When something as fundamental as policing is used as a political gambit, it is the community who is held hostage to negotiation. One of the most frustrating aspects of the negotiations of the peace process for those who are not participants in the talks but who must live with the results of them is the lack of any substantial movement or change on the basic, common sense issues. Policing is but one example of this, and the need for decent, accountable policing is a need deeply felt in all communities, despite any political or cultural divide.
There is nothing radical in demanding a just police force, that acts as a neutral arbitrator of the law; a police force that is accountable to the people it serves and whose standard operating procedure is transparent. There is nothing radical in wanting to feel safe in one's own neighbourhood, to have the confidence that nothing untoward will happen to one's self. There is nothing outrageous or over the top in wanting the security of knowing there is someone to be called and relied upon, who will be fair and consistent, when trouble does arise.
And yet, we, the ordinary people who live in the ghettos of Belfast are told that it is too much to deliver. That it is too controversial. Things such as what symbol goes on top of a hat that may or may not be worn are of much more importance, and must be fought over tooth and nail before anything such as actually allowing the police to do the job expected of them for all the people they are meant to protect and serve gets talked about! I imagine that for those people who have signed up to join the police out of a desire to see justice protected and upheld, to serve their community, and who believe in the rule of law must be just as frustrated with all the political dickering going on as those who must suffer without any sort of police service at all. It is not as though creating a police force that operates in peacetime and does not serve as an auxiliary to the war is rocket science, or without precedent or examples from across the world of how good police forces work, and how bad ones don't.
As the times here have evolved and changed throughout the peace process, so too has the role of the police. The ironic part is that the needs of the people have stayed constant throughout.
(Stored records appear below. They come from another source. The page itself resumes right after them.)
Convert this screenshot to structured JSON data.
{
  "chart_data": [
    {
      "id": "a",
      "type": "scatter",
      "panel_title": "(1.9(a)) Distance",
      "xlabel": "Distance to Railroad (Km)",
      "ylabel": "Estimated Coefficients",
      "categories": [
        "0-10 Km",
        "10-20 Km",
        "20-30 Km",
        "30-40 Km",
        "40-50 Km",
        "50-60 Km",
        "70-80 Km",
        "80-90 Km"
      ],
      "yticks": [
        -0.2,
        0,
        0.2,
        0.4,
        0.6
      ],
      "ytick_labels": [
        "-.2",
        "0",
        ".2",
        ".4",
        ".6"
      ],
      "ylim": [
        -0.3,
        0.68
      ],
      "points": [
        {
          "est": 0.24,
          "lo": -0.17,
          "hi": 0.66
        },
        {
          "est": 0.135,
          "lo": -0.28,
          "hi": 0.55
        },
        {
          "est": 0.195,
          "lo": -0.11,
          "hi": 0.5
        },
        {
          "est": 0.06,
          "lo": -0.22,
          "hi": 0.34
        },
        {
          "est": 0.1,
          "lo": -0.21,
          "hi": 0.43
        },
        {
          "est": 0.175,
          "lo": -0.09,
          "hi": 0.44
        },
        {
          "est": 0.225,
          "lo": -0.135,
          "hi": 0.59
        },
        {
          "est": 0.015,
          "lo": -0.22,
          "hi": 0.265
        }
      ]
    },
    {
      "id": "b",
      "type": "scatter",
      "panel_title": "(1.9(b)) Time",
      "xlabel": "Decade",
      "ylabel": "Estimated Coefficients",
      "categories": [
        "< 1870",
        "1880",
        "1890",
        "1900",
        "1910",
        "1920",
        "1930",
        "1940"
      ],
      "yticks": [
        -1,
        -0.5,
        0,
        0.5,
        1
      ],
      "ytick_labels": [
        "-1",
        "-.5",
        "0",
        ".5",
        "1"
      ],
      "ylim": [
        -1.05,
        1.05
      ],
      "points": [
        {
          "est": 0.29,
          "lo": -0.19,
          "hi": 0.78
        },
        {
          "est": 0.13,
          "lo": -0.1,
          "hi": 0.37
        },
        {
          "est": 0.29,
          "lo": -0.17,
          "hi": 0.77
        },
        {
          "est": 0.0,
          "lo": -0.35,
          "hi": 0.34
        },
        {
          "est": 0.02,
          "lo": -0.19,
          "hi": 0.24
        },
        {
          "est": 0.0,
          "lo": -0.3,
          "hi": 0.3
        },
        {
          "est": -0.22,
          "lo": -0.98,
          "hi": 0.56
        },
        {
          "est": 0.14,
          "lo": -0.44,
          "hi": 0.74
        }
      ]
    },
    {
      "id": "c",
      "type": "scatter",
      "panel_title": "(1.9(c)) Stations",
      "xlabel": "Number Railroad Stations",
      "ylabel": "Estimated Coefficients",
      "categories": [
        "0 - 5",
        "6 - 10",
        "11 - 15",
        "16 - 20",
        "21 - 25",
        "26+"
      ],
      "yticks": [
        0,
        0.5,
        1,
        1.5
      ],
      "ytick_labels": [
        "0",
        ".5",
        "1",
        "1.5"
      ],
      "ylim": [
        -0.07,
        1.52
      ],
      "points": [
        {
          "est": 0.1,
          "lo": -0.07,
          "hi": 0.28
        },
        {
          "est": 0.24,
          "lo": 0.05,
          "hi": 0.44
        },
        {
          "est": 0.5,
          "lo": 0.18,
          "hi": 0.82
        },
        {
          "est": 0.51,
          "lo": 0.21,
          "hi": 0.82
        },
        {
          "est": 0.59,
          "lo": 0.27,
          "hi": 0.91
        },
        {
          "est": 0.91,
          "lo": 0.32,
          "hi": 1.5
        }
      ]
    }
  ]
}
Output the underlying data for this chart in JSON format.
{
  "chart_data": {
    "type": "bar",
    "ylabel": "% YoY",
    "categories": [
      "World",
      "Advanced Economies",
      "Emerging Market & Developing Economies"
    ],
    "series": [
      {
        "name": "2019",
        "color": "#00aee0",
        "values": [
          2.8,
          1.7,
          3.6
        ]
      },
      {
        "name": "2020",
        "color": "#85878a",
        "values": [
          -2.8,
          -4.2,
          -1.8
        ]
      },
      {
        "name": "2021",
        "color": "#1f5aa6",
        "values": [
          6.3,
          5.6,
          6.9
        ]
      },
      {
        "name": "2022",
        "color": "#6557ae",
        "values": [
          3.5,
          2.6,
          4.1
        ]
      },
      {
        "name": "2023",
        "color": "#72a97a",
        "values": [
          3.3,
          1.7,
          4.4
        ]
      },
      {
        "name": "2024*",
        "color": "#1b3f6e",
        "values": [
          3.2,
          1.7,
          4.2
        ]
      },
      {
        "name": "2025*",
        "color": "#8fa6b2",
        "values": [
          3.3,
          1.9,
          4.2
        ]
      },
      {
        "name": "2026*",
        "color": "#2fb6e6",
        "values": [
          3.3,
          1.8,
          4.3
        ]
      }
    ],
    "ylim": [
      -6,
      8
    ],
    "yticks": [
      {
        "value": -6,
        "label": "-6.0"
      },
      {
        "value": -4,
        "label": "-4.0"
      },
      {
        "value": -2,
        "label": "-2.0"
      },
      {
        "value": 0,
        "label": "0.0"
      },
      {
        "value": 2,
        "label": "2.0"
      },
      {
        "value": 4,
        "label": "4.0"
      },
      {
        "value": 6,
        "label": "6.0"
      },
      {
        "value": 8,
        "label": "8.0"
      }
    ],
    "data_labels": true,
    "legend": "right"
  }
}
It is time to stop making the police a tool of the state, an arm of repression, an instrument of terror and intimidation, and to get down to the business of creating a police force that all of the people they protect and serve can have confidence in.
Without a police force that the people whom they serve have confidence in, too many social ills run rampant. We see that in the increase in our neighbourhoods of hoods and thugs and joyriders and drugs; we see that in a generation of children who have no respect whatsoever for any sort of authority, and little concept of why they should respect it at all. Until we get our act together, and hold our politicians accountable for representing us outside the remit of political point scoring and actually delivering on our basic needs, we have little hope of ever enjoying a fair and accountable police force for all.
That unfortunately does not augur much hope for the future or the peace process. Time will tell.